Ou funcionou, nas outras vezes. Agora só fez Alesia ficar confusa.
— Como assim?
— Eu que te pergunto — questionou Lena. — O que você espera alcançar?
A voz imaginária de Von entrou na cabeça dela por um instante, respondendo com um risonho "os dois, ali na frente, não tá vendo?", mas o tom de Lena era sério demais para esse tipo de piada.
— O Von falou com você, é isso? Pediu pra você também cair fora?
— Não, Alesia — Lena soltou um suspiro cansado. — Ele não precisou.
— Qual é Lena, você não quer ajudar eles a resolverem isso? Somos amigos, não? Éramos os quatro — disse Alesia, ouvindo a inocência na própria voz, como Lena também pareceu ouvir. A amiga suspirou, fechando os pequenos olhos claros por um momento.
— Você realmente acha que nós podemos fazer alguma coisa? Você viu os caras no shopping. Eu e você não temos mais lugar nessa coisa toda.
— Você tá desistindo?
— Desistindo de quê? Morrer por nada?
Alesia estremeceu da mesma forma que fazia quando tinha oito anos e começava a entender o conceito de morte.
— Quem falou em morrer?
O riso sarcástico de Lena era tão raro que feria como uma chuva de agulhas.
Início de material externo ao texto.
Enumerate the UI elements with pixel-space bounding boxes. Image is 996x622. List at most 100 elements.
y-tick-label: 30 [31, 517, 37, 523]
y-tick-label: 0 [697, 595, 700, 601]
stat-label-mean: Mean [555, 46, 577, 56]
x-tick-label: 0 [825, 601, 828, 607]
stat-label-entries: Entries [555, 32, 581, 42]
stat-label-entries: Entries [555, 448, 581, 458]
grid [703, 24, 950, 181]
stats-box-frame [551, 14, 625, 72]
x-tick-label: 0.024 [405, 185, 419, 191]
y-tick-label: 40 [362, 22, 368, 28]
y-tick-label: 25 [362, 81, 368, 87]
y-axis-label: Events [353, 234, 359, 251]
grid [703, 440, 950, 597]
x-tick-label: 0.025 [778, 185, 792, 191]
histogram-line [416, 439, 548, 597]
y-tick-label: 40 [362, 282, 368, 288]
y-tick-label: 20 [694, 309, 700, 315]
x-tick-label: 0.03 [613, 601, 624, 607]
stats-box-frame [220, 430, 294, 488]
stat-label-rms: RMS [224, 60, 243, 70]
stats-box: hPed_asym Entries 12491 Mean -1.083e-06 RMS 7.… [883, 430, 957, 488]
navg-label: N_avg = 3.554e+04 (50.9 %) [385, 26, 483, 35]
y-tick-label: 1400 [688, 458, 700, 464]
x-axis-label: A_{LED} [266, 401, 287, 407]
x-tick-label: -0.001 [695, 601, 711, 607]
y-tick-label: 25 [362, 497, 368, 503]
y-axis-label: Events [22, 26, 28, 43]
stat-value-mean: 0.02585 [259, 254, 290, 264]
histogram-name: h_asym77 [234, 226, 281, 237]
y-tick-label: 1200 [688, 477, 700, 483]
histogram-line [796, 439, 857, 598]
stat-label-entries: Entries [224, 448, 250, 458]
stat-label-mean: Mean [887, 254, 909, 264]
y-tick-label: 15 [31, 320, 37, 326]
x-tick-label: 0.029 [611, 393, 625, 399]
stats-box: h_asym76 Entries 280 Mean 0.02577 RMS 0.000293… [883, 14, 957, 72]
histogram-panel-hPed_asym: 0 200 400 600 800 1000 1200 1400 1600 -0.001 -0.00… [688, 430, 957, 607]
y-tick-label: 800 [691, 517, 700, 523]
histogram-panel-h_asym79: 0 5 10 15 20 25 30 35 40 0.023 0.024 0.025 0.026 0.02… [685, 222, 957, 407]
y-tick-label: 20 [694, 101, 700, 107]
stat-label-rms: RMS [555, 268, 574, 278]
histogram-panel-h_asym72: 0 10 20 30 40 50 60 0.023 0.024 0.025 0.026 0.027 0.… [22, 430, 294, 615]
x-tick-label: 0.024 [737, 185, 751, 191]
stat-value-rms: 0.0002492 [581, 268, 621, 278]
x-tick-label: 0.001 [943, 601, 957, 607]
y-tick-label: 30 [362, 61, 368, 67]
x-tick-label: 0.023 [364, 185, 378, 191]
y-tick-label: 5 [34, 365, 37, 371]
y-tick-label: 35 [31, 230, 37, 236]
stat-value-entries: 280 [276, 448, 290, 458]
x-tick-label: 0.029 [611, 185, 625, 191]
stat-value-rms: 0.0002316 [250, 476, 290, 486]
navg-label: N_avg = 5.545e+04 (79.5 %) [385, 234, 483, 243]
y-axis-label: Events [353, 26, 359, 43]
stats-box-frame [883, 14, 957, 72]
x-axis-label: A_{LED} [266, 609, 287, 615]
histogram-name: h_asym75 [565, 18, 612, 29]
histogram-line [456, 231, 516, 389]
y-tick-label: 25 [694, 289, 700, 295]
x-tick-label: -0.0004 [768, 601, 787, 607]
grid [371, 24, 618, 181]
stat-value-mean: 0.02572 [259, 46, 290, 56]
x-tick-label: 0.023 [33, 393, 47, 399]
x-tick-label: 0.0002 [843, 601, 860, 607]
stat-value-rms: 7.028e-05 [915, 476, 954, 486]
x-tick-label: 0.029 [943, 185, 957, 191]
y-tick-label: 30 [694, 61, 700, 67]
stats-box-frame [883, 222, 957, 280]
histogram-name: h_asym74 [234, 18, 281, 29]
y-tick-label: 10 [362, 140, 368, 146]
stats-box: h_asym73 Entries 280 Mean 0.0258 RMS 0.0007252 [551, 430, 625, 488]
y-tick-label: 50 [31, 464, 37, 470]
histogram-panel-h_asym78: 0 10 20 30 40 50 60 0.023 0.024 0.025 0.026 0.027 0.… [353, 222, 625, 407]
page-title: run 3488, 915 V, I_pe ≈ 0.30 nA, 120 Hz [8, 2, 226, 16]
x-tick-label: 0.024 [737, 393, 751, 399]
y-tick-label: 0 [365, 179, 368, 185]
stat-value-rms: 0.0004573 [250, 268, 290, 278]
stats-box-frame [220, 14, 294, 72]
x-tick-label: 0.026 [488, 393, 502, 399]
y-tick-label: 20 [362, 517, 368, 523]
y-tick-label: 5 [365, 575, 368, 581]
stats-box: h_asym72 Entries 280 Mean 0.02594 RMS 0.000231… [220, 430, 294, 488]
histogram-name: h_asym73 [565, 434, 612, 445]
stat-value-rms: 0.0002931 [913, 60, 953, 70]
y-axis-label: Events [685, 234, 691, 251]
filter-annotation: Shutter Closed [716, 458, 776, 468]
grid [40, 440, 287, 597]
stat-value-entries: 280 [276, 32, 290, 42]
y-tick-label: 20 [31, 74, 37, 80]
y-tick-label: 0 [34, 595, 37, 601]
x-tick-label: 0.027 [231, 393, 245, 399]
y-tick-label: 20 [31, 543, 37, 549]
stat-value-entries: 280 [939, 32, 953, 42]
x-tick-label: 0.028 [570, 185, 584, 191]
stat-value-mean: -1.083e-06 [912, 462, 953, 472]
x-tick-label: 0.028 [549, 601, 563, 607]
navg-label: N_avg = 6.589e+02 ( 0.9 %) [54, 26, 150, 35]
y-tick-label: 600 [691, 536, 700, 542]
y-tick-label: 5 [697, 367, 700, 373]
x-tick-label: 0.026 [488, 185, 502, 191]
— Quem não falou? A coisa é séria, Alesia. Você sabe tão bem quanto eu.
— Mas é isso que é ter amigos, não? Se eu não me arriscasse por eles, a nossa amizade não valeria nada. E eu não sou tão inútil assim, tenho certeza.
— Tem certeza? Baseado em quê? Você tem a menor... — Lena procurou palavras, remexendo o ar à sua frente com as mãos. — Ideia do nível que o Art e o Von alcançaram?
Eu tenho uma ideia muito melhor que a sua, Helena.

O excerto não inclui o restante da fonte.